Tetapi ketika Aa Gym ketahuan melakukan poligami, seketika
itu dia dihujat, dihajar habis, dikuyo-kuyo sampai tandas, dizhalimi
sedalam-dalamnya. Alhasil Aa Gym merasa “sakit hati” dan tidak seramah dulu ke
media-media massa.
Masyarakat sebagai pengagum Aa Gym pun tinggal mengikuti
saja. Apapun yang dikatakan media massa, mereka amini. Media bilang A, ya
diikuti A; media bilang merah, diikuti merah; media bilang ‘kacau’, rakyat pun
ikut berseru ‘kacau’. Kok gak meras malu ya…
[8]. Tahun 2012 Jokowi-Ahok jadi kandidat Gubernur DKI.
Media-media, pengamat, politisi, juga ramai-ramai dukung keduanya agar jadi
gubernur DKI.
Semua sepakat Jokowi-Ahok harus gusur “kumisnya” Foke. Hanya
beberapa lama setelah terpilih jadi gubernur, Jokowi keteteran. Ahok kerjaannya
marah-marah mulu, seperti orang stress. Dan lebih parah lagi, Jokowi akhirnya
lebih banyak bekerja untuk PERSIAPAN JADI PRESIDEN, bukan bekerja membereskan
masalah DKI Jakarta.
Lha, orang ini katanya jujur, amanah, rendah hati, tidak
neko-neko; tapi justru kemaruk jabatan. Satu belum kelar, sudah nafsu ingin
jabatan lain. Kata orang Sunda, ngurauk ku siku. Mau merengkuh apa saja dengan
sikunya, karena saking rakus.
Sampai di sini kita jadi paham, bahwa memang rakyat kita
begitu mudah dibodoh-bodohi. Sedangkan kaum cerdik-cendekia, para ilmuwan dan
terpelajar, sibuk menyelamatkan urusan ekonomi masing-masing. Mereka tak berani
turun ke landasan untuk mencerahi masyarakat.

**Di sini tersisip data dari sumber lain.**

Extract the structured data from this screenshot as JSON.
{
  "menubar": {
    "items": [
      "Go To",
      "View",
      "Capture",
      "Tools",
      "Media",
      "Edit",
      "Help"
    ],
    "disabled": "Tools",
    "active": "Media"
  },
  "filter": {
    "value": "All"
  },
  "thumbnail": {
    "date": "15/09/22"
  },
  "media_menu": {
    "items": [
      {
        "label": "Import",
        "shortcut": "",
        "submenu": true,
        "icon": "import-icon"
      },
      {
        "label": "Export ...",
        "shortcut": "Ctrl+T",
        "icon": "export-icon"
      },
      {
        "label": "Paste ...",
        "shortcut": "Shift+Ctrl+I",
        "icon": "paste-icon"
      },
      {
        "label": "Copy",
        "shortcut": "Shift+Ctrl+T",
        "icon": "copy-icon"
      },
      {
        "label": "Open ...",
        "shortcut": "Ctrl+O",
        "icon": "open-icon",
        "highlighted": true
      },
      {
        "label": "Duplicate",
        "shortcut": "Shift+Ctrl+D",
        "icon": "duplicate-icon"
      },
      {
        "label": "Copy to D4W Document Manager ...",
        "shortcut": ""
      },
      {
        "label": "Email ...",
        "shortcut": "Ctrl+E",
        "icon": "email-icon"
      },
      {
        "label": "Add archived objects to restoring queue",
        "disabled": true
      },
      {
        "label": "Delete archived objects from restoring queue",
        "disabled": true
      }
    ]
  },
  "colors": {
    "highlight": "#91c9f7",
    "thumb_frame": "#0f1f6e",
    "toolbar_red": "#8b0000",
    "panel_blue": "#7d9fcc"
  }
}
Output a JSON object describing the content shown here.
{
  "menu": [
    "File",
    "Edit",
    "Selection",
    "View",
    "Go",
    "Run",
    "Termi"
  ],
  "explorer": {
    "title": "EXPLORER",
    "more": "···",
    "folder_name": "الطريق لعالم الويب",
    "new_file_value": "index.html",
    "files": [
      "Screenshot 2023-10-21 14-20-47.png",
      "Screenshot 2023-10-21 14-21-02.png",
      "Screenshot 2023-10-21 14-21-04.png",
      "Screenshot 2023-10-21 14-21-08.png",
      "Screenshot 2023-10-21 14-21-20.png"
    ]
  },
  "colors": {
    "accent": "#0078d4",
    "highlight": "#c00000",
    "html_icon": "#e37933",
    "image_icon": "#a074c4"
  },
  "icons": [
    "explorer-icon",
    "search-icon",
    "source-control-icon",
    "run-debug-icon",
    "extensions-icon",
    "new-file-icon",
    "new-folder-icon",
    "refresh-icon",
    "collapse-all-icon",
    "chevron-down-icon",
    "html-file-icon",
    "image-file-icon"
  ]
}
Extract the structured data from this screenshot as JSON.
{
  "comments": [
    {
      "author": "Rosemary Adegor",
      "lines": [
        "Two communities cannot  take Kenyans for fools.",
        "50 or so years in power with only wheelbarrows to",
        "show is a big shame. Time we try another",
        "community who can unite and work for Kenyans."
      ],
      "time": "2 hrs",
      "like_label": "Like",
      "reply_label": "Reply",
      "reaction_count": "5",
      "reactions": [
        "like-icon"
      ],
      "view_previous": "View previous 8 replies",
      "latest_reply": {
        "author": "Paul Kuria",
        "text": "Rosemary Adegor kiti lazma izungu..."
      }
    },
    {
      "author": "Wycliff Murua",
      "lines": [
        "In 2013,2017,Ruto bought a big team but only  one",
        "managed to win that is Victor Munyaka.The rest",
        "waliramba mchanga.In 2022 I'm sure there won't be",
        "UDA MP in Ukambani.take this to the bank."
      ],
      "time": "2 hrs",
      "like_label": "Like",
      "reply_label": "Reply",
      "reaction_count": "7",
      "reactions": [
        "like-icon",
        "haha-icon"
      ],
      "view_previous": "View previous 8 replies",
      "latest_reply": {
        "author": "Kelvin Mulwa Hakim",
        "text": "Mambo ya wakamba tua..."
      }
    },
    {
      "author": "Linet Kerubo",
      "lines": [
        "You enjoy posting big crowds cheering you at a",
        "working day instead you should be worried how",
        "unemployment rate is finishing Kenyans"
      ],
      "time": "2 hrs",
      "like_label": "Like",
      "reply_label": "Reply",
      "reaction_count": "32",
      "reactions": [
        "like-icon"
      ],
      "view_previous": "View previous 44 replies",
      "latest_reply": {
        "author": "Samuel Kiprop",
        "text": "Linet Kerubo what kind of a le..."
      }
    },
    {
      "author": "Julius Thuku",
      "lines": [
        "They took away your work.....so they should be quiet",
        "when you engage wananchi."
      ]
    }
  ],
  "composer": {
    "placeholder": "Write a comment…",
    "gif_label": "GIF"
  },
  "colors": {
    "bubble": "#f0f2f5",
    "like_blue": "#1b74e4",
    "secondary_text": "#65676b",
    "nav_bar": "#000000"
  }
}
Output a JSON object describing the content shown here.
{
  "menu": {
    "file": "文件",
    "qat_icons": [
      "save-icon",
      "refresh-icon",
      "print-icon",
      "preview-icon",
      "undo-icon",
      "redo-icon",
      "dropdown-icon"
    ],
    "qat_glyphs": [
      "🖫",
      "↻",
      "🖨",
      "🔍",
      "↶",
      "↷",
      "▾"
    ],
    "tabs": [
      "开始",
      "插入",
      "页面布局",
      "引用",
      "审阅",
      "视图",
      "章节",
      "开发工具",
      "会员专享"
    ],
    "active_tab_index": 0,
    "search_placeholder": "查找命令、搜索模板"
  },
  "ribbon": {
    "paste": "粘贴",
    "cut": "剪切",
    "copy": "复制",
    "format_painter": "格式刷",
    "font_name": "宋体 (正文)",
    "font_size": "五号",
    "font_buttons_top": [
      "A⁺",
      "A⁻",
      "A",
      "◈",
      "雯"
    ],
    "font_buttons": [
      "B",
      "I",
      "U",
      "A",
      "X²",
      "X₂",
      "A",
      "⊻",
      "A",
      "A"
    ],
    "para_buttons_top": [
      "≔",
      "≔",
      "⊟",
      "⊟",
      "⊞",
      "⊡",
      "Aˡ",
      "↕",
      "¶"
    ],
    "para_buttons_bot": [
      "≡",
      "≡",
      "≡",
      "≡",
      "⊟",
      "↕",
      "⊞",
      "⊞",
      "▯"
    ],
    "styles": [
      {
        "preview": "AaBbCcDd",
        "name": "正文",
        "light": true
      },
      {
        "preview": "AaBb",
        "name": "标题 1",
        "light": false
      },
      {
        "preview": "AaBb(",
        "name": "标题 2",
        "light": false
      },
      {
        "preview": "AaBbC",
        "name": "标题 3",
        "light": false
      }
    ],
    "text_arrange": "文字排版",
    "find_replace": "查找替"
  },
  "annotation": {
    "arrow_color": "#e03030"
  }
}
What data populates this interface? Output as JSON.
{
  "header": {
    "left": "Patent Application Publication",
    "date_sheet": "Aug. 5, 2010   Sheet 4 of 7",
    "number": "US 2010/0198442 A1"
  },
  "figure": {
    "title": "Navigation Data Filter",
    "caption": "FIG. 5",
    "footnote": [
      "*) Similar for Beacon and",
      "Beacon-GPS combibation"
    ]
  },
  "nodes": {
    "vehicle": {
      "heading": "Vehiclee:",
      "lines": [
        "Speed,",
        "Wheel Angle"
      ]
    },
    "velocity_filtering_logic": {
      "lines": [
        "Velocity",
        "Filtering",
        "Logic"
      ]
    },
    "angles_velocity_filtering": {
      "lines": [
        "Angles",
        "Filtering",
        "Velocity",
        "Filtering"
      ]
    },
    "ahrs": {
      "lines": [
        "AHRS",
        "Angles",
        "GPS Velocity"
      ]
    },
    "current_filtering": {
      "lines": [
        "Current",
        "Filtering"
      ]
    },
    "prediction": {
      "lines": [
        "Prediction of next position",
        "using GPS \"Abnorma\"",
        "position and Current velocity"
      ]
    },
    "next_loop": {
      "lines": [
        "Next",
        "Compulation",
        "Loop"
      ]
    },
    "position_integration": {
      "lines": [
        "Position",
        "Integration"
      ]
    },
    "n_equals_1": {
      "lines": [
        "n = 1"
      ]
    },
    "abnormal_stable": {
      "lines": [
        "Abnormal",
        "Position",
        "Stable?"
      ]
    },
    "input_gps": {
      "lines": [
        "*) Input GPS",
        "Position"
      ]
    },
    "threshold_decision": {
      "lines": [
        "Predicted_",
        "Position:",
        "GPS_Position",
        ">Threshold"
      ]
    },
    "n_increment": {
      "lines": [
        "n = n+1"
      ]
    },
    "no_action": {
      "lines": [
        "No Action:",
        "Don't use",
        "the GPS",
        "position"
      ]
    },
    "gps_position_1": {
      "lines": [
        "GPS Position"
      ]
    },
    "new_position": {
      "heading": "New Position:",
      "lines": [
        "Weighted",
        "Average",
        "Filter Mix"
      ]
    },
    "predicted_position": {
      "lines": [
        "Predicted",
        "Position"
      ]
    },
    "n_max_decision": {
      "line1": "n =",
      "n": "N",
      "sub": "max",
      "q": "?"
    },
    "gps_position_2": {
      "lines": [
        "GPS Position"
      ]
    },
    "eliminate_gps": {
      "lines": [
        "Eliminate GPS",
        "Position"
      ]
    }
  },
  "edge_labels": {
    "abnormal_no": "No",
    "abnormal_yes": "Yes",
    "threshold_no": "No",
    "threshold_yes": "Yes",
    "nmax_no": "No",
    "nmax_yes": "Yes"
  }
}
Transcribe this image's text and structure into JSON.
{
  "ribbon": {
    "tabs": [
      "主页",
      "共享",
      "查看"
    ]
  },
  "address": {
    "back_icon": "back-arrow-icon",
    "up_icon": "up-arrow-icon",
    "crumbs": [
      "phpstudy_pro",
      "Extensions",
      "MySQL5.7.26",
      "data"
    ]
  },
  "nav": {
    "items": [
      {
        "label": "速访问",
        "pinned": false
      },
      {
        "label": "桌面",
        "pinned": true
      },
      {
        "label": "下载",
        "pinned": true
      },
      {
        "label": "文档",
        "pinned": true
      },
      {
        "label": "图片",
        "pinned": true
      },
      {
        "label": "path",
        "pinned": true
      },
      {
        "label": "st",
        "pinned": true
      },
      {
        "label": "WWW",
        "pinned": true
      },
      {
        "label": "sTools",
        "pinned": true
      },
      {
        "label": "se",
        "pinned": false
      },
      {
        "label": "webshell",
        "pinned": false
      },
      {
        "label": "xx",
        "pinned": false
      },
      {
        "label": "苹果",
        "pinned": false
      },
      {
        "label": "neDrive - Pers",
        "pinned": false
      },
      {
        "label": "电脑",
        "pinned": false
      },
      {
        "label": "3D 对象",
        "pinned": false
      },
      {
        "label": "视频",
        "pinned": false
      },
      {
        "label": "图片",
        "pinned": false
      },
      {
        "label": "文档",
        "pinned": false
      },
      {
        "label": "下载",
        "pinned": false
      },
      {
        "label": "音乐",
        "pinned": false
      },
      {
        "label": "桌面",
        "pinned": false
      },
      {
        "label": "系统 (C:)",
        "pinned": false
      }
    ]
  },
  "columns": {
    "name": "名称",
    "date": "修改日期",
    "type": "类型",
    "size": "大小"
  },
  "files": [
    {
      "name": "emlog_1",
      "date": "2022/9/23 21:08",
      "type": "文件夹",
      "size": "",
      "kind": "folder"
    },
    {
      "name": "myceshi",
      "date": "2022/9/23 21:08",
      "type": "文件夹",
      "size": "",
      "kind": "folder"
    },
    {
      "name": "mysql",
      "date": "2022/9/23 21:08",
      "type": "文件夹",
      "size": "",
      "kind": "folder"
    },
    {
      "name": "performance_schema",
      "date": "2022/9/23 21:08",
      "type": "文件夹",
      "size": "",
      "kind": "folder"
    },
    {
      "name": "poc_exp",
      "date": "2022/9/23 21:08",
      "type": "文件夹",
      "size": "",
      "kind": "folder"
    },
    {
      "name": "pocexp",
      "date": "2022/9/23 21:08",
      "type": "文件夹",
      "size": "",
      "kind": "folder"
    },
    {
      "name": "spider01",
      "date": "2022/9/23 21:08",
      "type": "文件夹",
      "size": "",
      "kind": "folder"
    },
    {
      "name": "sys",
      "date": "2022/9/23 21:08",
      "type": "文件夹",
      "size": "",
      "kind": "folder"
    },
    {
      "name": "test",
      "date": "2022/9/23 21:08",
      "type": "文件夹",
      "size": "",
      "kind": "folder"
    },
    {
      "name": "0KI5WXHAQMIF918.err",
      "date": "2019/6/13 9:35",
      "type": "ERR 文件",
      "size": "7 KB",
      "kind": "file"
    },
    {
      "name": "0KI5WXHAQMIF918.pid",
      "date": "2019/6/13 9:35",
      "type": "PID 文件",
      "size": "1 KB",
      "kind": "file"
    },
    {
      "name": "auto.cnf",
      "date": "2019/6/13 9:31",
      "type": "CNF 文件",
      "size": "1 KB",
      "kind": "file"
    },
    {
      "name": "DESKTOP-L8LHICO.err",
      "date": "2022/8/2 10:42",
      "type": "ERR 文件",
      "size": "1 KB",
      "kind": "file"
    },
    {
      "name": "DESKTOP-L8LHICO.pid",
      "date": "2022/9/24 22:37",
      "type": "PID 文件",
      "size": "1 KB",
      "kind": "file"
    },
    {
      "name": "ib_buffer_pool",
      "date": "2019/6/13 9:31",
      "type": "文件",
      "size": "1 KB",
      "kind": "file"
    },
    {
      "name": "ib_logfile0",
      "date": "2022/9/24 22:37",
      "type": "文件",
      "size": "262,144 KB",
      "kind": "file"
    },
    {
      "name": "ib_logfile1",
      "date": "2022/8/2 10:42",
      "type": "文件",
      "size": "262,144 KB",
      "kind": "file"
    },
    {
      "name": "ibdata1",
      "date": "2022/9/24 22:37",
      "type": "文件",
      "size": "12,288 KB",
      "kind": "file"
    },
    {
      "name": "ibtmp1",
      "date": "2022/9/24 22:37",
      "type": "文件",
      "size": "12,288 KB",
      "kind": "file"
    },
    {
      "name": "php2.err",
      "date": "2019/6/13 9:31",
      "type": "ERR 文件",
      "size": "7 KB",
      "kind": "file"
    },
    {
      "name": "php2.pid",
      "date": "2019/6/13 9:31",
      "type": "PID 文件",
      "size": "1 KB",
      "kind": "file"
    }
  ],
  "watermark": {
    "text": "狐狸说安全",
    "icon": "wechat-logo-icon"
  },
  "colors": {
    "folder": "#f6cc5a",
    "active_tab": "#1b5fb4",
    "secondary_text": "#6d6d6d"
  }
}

Untuk menyalakan suluh kebenaran. Mereka bersembunyi di
balik segala kemapanan dan keenakan hidup yang sudah dinikmati.
Media-media massa, pengamat, politisi, akademisi bayaran,
dan seterusnya mereka terus-menerus berdzikir dengan kata-kata: “Demi
Pancasila, UUD 1945, NKRI, dan Bhineka Tunggal Ika.”
Tapi kelakuan mereka busuk. Moral mereka lacur. Mereka
gadaikan kehidupan rakyat dan bangsa, demi memenuhi syahwat hedonismenya. Kaum
virus bangsa itu tak henti-hentinya menipu, menipu, menipu, dan menipu rakyat
yang kebanyakan pelupa dan tidak kritis.